Thursday, October 28, 2010

Scanners (1981)

Though it's certainly one of the more 'dated' films in the David Cronenberg horror backlog, capturing its period through a number of unfortunate hair choices, computer clean rooms, mannerisms and way cool mall food court and record shop sets, Scanners remains one of my favorites from the director. It's one of the first films in memory to truly put a 'serious' spin on the entire psychic potential of the human race, and in that way it recalls traces of Bester's The Demolished Man or Silverberg's excellent Dying Inside, only with an exploding head to boot...and Michael FUCKING Ironside, in one of his defining roles, before his genius was rationed out to the B-movie circuit by directors and casting agents that simply cannot fathom or begin to utilize his talents.


You'd think I was joking, especially if you've seen some of the crap the guy has participated in for a mere paycheck, but I'm really not. He's a distinct actor, with a distinct look about him, and one of my favorites. As Daryl Revok, the rogue 'scanner' attempting to breed a new race to dominate mankind in this 1981 sci-fi/horror vehicle, he simply exudes menace, a magnificent demon that at one point drills a hole in his head to release some of the 'pressure' of hearing everyone's thoughts inside him. Opposite Ironside, we have Canadian painter Stephen Lack in a rare film appearance. Lack's bright blue eyes and demeanor seem perfect for the character of Cameron Vale, a vagabond Scanner who is being reserved as a foil for Revok, but the guy's acting does come off a little jilted in spot.
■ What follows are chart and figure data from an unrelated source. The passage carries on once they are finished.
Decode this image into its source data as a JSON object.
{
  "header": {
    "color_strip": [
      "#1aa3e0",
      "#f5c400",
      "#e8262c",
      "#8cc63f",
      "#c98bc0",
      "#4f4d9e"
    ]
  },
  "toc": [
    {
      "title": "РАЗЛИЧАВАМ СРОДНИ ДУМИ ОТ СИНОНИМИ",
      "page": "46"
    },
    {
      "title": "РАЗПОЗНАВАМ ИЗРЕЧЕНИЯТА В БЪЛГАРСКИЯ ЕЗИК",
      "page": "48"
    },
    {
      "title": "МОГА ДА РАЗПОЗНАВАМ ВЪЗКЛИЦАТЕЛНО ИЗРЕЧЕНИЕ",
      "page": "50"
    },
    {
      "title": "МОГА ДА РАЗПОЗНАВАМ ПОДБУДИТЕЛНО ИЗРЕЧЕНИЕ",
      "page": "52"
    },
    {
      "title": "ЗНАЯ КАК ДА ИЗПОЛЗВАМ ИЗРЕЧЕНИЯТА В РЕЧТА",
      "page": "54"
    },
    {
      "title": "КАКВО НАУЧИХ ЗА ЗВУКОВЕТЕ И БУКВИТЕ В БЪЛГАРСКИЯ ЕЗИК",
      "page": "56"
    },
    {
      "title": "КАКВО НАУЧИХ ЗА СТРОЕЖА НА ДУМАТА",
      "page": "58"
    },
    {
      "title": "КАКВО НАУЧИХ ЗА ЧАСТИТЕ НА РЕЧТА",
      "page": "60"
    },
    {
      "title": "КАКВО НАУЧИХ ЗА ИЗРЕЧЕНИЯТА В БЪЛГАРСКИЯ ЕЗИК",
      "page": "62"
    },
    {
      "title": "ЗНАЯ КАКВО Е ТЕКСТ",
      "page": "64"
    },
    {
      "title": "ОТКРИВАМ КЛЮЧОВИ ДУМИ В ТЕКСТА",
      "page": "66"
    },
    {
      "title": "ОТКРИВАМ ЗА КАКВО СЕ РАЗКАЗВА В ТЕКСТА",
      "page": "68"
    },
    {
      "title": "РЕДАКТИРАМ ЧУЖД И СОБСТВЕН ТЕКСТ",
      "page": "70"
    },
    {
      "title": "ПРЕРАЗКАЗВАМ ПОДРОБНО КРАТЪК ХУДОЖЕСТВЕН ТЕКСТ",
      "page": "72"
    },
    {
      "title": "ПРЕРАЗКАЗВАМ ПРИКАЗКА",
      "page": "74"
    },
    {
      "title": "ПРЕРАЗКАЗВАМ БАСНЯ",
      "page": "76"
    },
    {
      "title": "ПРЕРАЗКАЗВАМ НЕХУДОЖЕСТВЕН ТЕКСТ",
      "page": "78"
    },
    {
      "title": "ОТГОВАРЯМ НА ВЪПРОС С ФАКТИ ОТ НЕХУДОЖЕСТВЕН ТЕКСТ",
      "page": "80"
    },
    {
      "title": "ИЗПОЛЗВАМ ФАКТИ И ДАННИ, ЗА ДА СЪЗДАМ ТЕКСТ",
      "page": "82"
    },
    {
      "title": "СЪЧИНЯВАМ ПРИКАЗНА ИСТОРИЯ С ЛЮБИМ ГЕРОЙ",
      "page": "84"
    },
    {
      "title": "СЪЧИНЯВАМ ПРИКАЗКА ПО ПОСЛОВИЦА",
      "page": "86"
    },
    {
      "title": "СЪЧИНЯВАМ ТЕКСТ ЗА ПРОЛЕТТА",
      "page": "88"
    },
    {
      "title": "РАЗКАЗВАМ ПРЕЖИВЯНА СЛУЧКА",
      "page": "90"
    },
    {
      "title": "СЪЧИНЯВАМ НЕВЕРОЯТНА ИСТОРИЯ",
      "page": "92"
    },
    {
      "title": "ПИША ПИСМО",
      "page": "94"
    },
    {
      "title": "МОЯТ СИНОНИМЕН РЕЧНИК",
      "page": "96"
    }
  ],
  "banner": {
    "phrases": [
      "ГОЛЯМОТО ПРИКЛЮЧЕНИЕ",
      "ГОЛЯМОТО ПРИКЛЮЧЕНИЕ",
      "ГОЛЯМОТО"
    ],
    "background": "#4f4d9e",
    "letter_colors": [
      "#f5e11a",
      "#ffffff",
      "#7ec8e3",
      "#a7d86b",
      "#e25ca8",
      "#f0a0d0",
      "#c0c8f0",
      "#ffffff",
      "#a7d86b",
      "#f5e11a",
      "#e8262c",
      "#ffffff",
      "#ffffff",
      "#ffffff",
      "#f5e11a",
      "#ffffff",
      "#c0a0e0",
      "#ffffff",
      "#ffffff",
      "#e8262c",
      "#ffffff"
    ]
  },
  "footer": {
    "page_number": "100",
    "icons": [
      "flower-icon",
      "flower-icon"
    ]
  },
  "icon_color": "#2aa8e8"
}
Also appearing: Jennifer O'Neill as a female scanner, and Patrick McGoohan of The Prisoner fame (the original, not the shitty remake) as the ponderous Dr. Paul Ruth, who is responsible for the outbreak of these psychic powers.

The plot is pretty simple, and we're not really insulted by some lengthy exposition. Cameron Vale is recruited by Dr. Paul Ruth to track down and defeat Revok, after the latter goes on a killing spree, eliminating a number of agents that work for ConSec, your basic corporation up to no good as you'll find in many sci-fi or cyberpunk staples. Turns out there is a greater conspiracy at work here, and Scanners throws a few minor surprises at us over the course of its 103 minutes, but the real 'horror' of the movie comes in its mere implications. What would happen if people really had these powers? Would they use them for the betterment of all man? Or attempt to destroy and replace all of us 'normals'? I feel that Scanners takes a pretty realistic approach to this, especially when considers the castigation and revenge motivation of its antagonist. Granted, the sequence of events flows along a little too easily for your average mystery based narrative, but it's still pretty cool, for two glaring reasons beyond Ironside's performance:

These would be the score, and the special effects. The score is by Howard Shore, who many of you know from blockbusters like The Lord of the Rings films. But here, he's experimenting with turbulent electric sounds and simplistic synth-waves among more standard fare, and the result here is fucking brilliant, like Kraftwerk or some other primal electronic artist overdosing on Ephemerol (the Scanner-suppressant drug central to the storyline). It may feel very much planted in the late 70s experimentation of tech-savvy Krautrock or progressive rock bands, but it's perfect for the story, the setting, and the effects. Speaking of which, these are superb here, especially the infamous 'exploding head' scene and the end fight between Vale and Revok, which is arguably one of the coolest conflicts where neither opponent does anything but glare at one another. Veins stand out, fire bursts, and eyeballs melt. It's fucking great, and exactly what I would predict a psychic battle might look like!

Scanners is a lot of fun, if you can immerse yourself into its time and place, a sense of perspective that is obviously required of any intelligent moviegoer. It's not perfect, and in retrospect it might not seem particularly scary, until you muse of the possibilities were such an accidental adaptation to occur in our real world species. The music and effects were top notch, and Michael Ironside excels in one of his earlier roles. I would love to have seen his 'method acting' between the various scenes, a Daryl Revok stalking about scaring the shit out of everyone in the cast and crew. However, I must caution the reader that all sequels for this film must be avoided! None of them involve Cronenberg. Scanners II and III are mediocre at best, and the Scanner Cop films are pathetic, without even an ironic entertainment value.